Egypt seeks ction from United Nations Security Council to pressure Ethiopia to sign a “binding deal,” before second phase of GERD filling
Egyptian Foreign Minister, Sameh Shoukry, and the Irrigation Minister, Abdel Aty, were in the Sudanese capital Khartoum on Wednesday this week when they met with their counterparts from Sudan.
They met to discuss how to make Ethiopia sign a “binding agreement” over the filling and operation of the Grand Ethiopian Renaissance Dam before the second filling of the dam, which is scheduled for next month.
According to a report by Reuters, the two countries have reached an agreement and issued a joint statement. They agreed “to coordinate efforts to push Ethiopia to negotiate “seriously” on an agreement on filling and operating a giant dam it is building on the Blue Nile.”
Sudan Tribune reported that the two countries also agreed “to coordinate bilateral efforts at the regional, continental and international levels to press Ethiopia to negotiate in good faith and true political will to reach a comprehensive, fair and legally binding agreement on filling and operation of the Renaissance Dam.”
As the disputes over GERD heightens, the two countries rushed to sign a military cooperation agreement in March of this year- something many understood to be a sort of psychological war against Ethiopia. Not just that, in late May of this year, they undertook joint military training in Sudan involving air and ground forces of the two countries.
Meanwhile, on Thursday Egypt’s Foreign Minister Sameh Shoukry had a conversation with the UN Secretary-General António Guterres regarding GERD. He reportedly told him that “Security Council can push Ethiopia to ‘engage in serious negotiations with an honest political will’ to reach a legally binding agreement on the filling and operation of the Grand Ethiopian Renaissance Dam (GERD),” as reported by Ahram.
The last trilateral meeting between the three countries was held in the Democratic Republic of Congo, with the African Union playing a leading role in brokering the deal. The agreement reached a deadlock after Egypt and Sudan proposed changing the role of observers (namely United States, UN and European Union) to a level that could impact the outcome of the negotiation.

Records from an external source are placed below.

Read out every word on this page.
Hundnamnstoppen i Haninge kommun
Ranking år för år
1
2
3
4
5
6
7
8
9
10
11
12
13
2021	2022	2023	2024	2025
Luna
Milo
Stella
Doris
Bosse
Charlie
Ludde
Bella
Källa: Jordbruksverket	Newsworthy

Ethiopia says the demand for “binding agreement” before the second filling of the GERD, which is expected to retain 13.9 billion cubic meters of water to run two turbines for early power generation, violates the Declaration of Principle agreement that the three countries signed in 2015.
Another important difference is that Egypt and Sudan want to transform the negotiation in a way to make it a deal over the Nile river. Ethiopia rather wants the negotiation to be about GERD – particularly about the filling and operation of the dam. Even regarding the operation of the dam, ideas from Egypt to have an office in the project site to monitor operation is something that Ethiopia considers to be a violation of Ethiopia’s sovereignty for which the government seems to have popular support.